EL viajero está echado, boca arriba, sobre una chaise-longue forrada de cretona. Mira, distraídamente, para el techo y deja volar libre la imaginación, que salta, como una torpe mariposa moribunda, rozando, en leves golpes, las paredes, los muebles, la lámpara encendida. Está cansado y nota un alivio grande dejando caer las piernas, como marionetas, en la primera postura que quieran encontrar.
El viajero es un hombre joven, alto, delgado. Está en mangas de camisa fumando un cigarrillo. Lleva ya varias horas sin hablar, varias horas que no tiene con quién hablar. De cuando en cuando bebe un sorbo —ni pequeño ni grande— de whisky o silba, por lo bajo, alguna cancioncilla.
En la casa todo es silencio; la familia del viajero duerme. En la calle sólo algún taxi errabundo rompe, muy de tarde en tarde, la piadosa intimidad de los serenos.
La habitación está revuelta. Sobre la mesa, cientos de cuartillas en desorden dan fe de muchas horas de trabajo. Extendidos sobre el suelo, clavados con chinchetas a las paredes, diez, doce, catorce mapas con notas y acotaciones en tinta, con fuertes trazos de lápiz rojo, con blancas banderitas sujetas con alfileres.
—Después, nada de esto sirve nunca para nada. ¡Siempre pasa igual!
A caballo de una silla duerme la chaqueta de dura pana. En la alfombra, al lado de un montón de novelas, descansan las remachadas botas de andar. Una cantimplora nueva espera su carga de espeso y saludable vino tinto. Suena en el noble, en el viejo reloj de nogal, la última campanada de una alta hora de la noche.
El viajero se levanta, pasea la habitación, pone derecho un cuadro, empuja un libro, huele unas flores. Ante un mapa de la península se para, ambas manos en los bolsillos del pantalón, las cejas casi imperceptiblemente fruncidas.
El viajero habla despacio, muy despacio, consigo mismo, en voz baja y casi como si quisiera disimular.
—Sí, la Alcarria. Debe ser un buen sitio para andar, un buen país. Luego, ya veremos; a lo mejor no salgo más; depende.
El viajero enciende otro cigarrillo —a poco más se quema el dedo con el mixto—, se sirve otro whisky.
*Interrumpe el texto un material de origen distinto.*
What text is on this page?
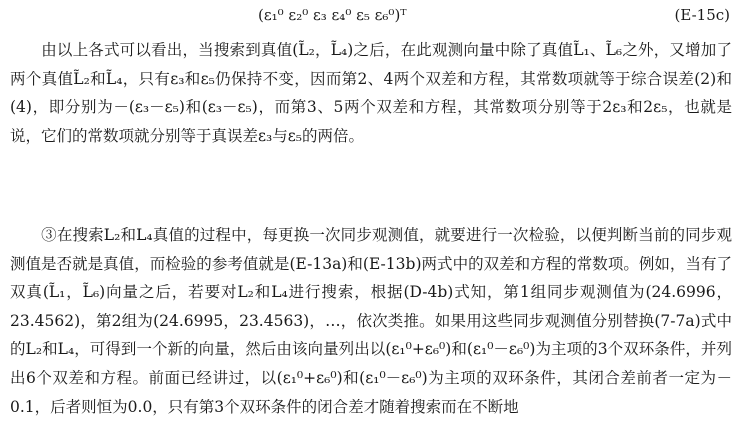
(ε₁⁰ ε₂⁰ ε₃ ε₄⁰ ε₅ ε₆⁰)ᵀ	(E-15c)
由以上各式可以看出，当搜索到真值(L̃₂，L̃₄)之后，在此观测向量中除了真值L̃₁、L̃₆之外，又增加了两个真值L̃₂和L̃₄，只有ε₃和ε₅仍保持不变，因而第2、4两个双差和方程，其常数项就等于综合误差(2)和(4)，即分别为－(ε₃－ε₅)和(ε₃－ε₅)，而第3、5两个双差和方程，其常数项分别等于2ε₃和2ε₅，也就是说，它们的常数项就分别等于真误差ε₃与ε₅的两倍。
③在搜索L₂和L₄真值的过程中，每更换一次同步观测值，就要进行一次检验，以便判断当前的同步观测值是否就是真值，而检验的参考值就是(E-13a)和(E-13b)两式中的双差和方程的常数项。例如，当有了双真(L̃₁，L̃₆)向量之后，若要对L₂和L₄进行搜索，根据(D-4b)式知，第1组同步观测值为(24.6996，23.4562)，第2组为(24.6995，23.4563)，…，依次类推。如果用这些同步观测值分别替换(7-7a)式中的L₂和L₄，可得到一个新的向量，然后由该向量列出以(ε₁⁰+ε₆⁰)和(ε₁⁰－ε₆⁰)为主项的3个双环条件，并列出6个双差和方程。前面已经讲过，以(ε₁⁰+ε₆⁰)和(ε₁⁰－ε₆⁰)为主项的双环条件，其闭合差前者一定为－0.1，后者则恒为0.0，只有第3个双环条件的闭合差才随着搜索而在不断地
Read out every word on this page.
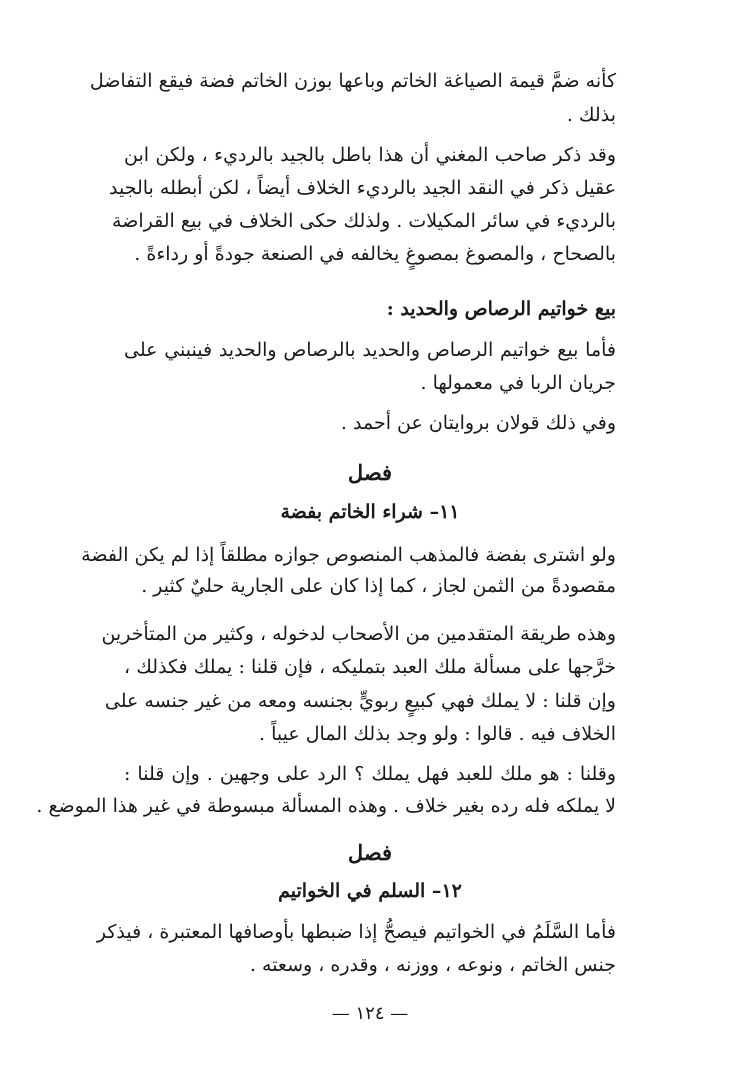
كأنه ضمَّ قيمة الصياغة الخاتم وباعها بوزن الخاتم فضة فيقع التفاضل
بذلك .
وقد ذكر صاحب المغني أن هذا باطل بالجيد بالرديء ، ولكن ابن
عقيل ذكر في النقد الجيد بالرديء الخلاف أيضاً ، لكن أبطله بالجيد
بالرديء في سائر المكيلات . ولذلك حكى الخلاف في بيع القراضة
بالصحاح ، والمصوغ بمصوغٍ يخالفه في الصنعة جودةً أو رداءةً .
بيع خواتيم الرصاص والحديد :
فأما بيع خواتيم الرصاص والحديد بالرصاص والحديد فينبني على
جريان الربا في معمولها .
وفي ذلك قولان بروايتان عن أحمد .
فصل
١١– شراء الخاتم بفضة
ولو اشترى بفضة فالمذهب المنصوص جوازه مطلقاً إذا لم يكن الفضة
مقصودةً من الثمن لجاز ، كما إذا كان على الجارية حليٌ كثير .
وهذه طريقة المتقدمين من الأصحاب لدخوله ، وكثير من المتأخرين
خرَّجها على مسألة ملك العبد بتمليكه ، فإن قلنا : يملك فكذلك ،
وإن قلنا : لا يملك فهي كبيعٍ ربويٍّ بجنسه ومعه من غير جنسه على
الخلاف فيه . قالوا : ولو وجد بذلك المال عيباً .
وقلنا : هو ملك للعبد فهل يملك ؟ الرد على وجهين . وإن قلنا :
لا يملكه فله رده بغير خلاف . وهذه المسألة مبسوطة في غير هذا الموضع .
فصل
١٢– السلم في الخواتيم
فأما السَّلَمُ في الخواتيم فيصحُّ إذا ضبطها بأوصافها المعتبرة ، فيذكر
جنس الخاتم ، ونوعه ، ووزنه ، وقدره ، وسعته .
— ١٢٤ —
—La Alcarria de Guadalajara. La de Cuenca, ya no; por Cuenca puede que ande el pinar; o la Mancha, ¡quién sabe!, con sus lentos caminos.
El viajero hace un gesto con la boca.
—Y tampoco importa que me salga un poco, si me salgo. Después de todo, ¿qué más da? Nadie me obliga a nada; nadie me dice: métase por aquí, suba por allí, camine aquel ribazo, esta laderilla, esta otra vaguada tierna y de buen andar.
El viajero revuelve entre los papeles de la mesa buscando un doble decímetro. Lo encuentra, se acerca de nuevo a la pared y, con el pitillo en la boca y el entrecejo arrugado para que no se le llenen los ojos de humo, pasea la regla sobre el mapa.
—Etapas ni cortas ni largas, es el secreto. Una legua y una hora de descanso, otra legua y otra hora, y así hasta el final. Veinte o veinticinco kilómetros al día ya es una buena marcha; es pasarse las mañanas en el camino. Después, sobre el terreno, todos estos proyectos son papel mojado y las cosas salen, como pasa siempre, por donde pueden.
Busca unas notas, consulta un cuadernillo, hojea una vieja geografía, extiende sobre la mesa un plano de la región.
—Sí; sin duda alguna, las regiones naturales. Los ríos unen y las montañas separan, es la vieja sabiduría; no hay otra división que valga.
El viajero se distrae un instante y toma, de la estantería, el primer libro que alcanza: la Historia de Galicia, de don Manuel Murguía, encuadernado en rojo cartoné ya desvaído por el tiempo. No lo necesita para nada; en realidad, lo coge sin darse cuenta.
—Es gracioso este libro..., es un libro lleno de paciencia.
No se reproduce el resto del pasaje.